Poverty indicators (GeoStat via ADB)

Georgia’s plans for the future (Source: Asian Development Bank)

Finally, some regional projects, especially in hydropower, tourism, and agriculture, can be a double-edge sword for residents, who want the material benefit without any potential relocation or the business of a once-quiet and pristine area. The government and the private sector cooperate to ensure that when it pairs sectoral development with socio-economic development, parts of cultural heritage and human dignity are not left behind.  

External aid is the road to finance

Georgia is still heavily reliant on external aid in foreign direct investment, private and public financing, and debt assistance, to build its economy. At the public level, Georgia has governance and strategic programs with the World Bank and the European Bank for Reconstruction and Development (EBRD). The country relies on cooperation with the Asian Development Bank and the EBRD for special project financing and procurement. In 2017 and 2018, most EBRD projects approved in Georgia were private projects in the power and energy sector, specifically hydro projects. This focus dovetails with the government’s projected plans to become more competitive in the hydro power sector. There is also productive overlap between Georgia’s goals to diversify its sources of finance and the offers by external actors. The foreign business lobby in Georgia has been able to successfully bid for projects the country has put on the table. Foreign involvement brings in more than just capital, it also brings new innovation ideas and perspective on development that benefits Georgian businesses. The soft power gains of cooperation are exponential, and Georgia seems to be using every chance it can to capitalize on the projects on offer. Here, Georgia should stay the course and keep working to expand on what it has.

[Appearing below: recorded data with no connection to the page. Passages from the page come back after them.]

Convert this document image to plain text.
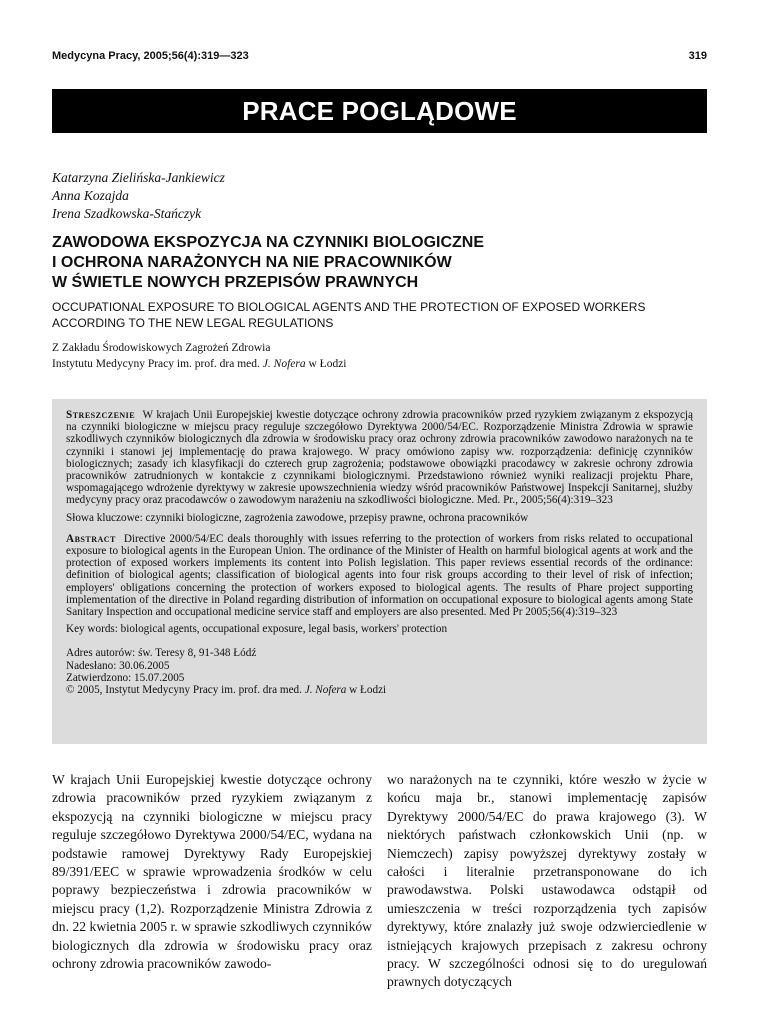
Medycyna Pracy, 2005;56(4):319—323	319
PRACE POGLĄDOWE
Katarzyna Zielińska-Jankiewicz
Anna Kozajda
Irena Szadkowska-Stańczyk
ZAWODOWA EKSPOZYCJA NA CZYNNIKI BIOLOGICZNE
I OCHRONA NARAŻONYCH NA NIE PRACOWNIKÓW
W ŚWIETLE NOWYCH PRZEPISÓW PRAWNYCH
OCCUPATIONAL EXPOSURE TO BIOLOGICAL AGENTS AND THE PROTECTION OF EXPOSED WORKERS ACCORDING TO THE NEW LEGAL REGULATIONS
Z Zakładu Środowiskowych Zagrożeń Zdrowia
Instytutu Medycyny Pracy im. prof. dra med. J. Nofera w Łodzi

Streszczenie W krajach Unii Europejskiej kwestie dotyczące ochrony zdrowia pracowników przed ryzykiem związanym z ekspozycją na czynniki biologiczne w miejscu pracy reguluje szczegółowo Dyrektywa 2000/54/EC. Rozporządzenie Ministra Zdrowia w sprawie szkodliwych czynników biologicznych dla zdrowia w środowisku pracy oraz ochrony zdrowia pracowników zawodowo narażonych na te czynniki i stanowi jej implementację do prawa krajowego. W pracy omówiono zapisy ww. rozporządzenia: definicję czynników biologicznych; zasady ich klasyfikacji do czterech grup zagrożenia; podstawowe obowiązki pracodawcy w zakresie ochrony zdrowia pracowników zatrudnionych w kontakcie z czynnikami biologicznymi. Przedstawiono również wyniki realizacji projektu Phare, wspomagającego wdrożenie dyrektywy w zakresie upowszechnienia wiedzy wśród pracowników Państwowej Inspekcji Sanitarnej, służby medycyny pracy oraz pracodawców o zawodowym narażeniu na szkodliwości biologiczne. Med. Pr., 2005;56(4):319–323

Słowa kluczowe: czynniki biologiczne, zagrożenia zawodowe, przepisy prawne, ochrona pracowników

Abstract Directive 2000/54/EC deals thoroughly with issues referring to the protection of workers from risks related to occupational exposure to biological agents in the European Union. The ordinance of the Minister of Health on harmful biological agents at work and the protection of exposed workers implements its content into Polish legislation. This paper reviews essential records of the ordinance: definition of biological agents; classification of biological agents into four risk groups according to their level of risk of infection; employers' obligations concerning the protection of workers exposed to biological agents. The results of Phare project supporting implementation of the directive in Poland regarding distribution of information on occupational exposure to biological agents among State Sanitary Inspection and occupational medicine service staff and employers are also presented. Med Pr 2005;56(4):319–323

Key words: biological agents, occupational exposure, legal basis, workers' protection

Adres autorów: św. Teresy 8, 91-348 Łódź
Nadesłano: 30.06.2005
Zatwierdzono: 15.07.2005
© 2005, Instytut Medycyny Pracy im. prof. dra med. J. Nofera w Łodzi

W krajach Unii Europejskiej kwestie dotyczące ochrony zdrowia pracowników przed ryzykiem związanym z ekspozycją na czynniki biologiczne w miejscu pracy reguluje szczegółowo Dyrektywa 2000/54/EC, wydana na podstawie ramowej Dyrektywy Rady Europejskiej 89/391/EEC w sprawie wprowadzenia środków w celu poprawy bezpieczeństwa i zdrowia pracowników w miejscu pracy (1,2). Rozporządzenie Ministra Zdrowia z dn. 22 kwietnia 2005 r. w sprawie szkodliwych czynników biologicznych dla zdrowia w środowisku pracy oraz ochrony zdrowia pracowników zawodo-

wo narażonych na te czynniki, które weszło w życie w końcu maja br., stanowi implementację zapisów Dyrektywy 2000/54/EC do prawa krajowego (3). W niektórych państwach członkowskich Unii (np. w Niemczech) zapisy powyższej dyrektywy zostały w całości i literalnie przetransponowane do ich prawodawstwa. Polski ustawodawca odstąpił od umieszczenia w treści rozporządzenia tych zapisów dyrektywy, które znalazły już swoje odzwierciedlenie w istniejących krajowych przepisach z zakresu ochrony pracy. W szczególności odnosi się to do uregulowań prawnych dotyczących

Gini coefficient (World Bank via ADB)



At the heart of Georgia’s economic climb is resilience and a belief it can do better. Georgia believes itself to be the best developed and the fastest-growing country in its region. It is not wrong to claim this, but it needs to back up its claim with real, sustainable policy, starting with its own public sector governance. The country has a lot to work with in its natural resources, location, and, perhaps most important, in its vastly underutilized human capital. The private sector, policy makers, and outside onlookers all recognize this.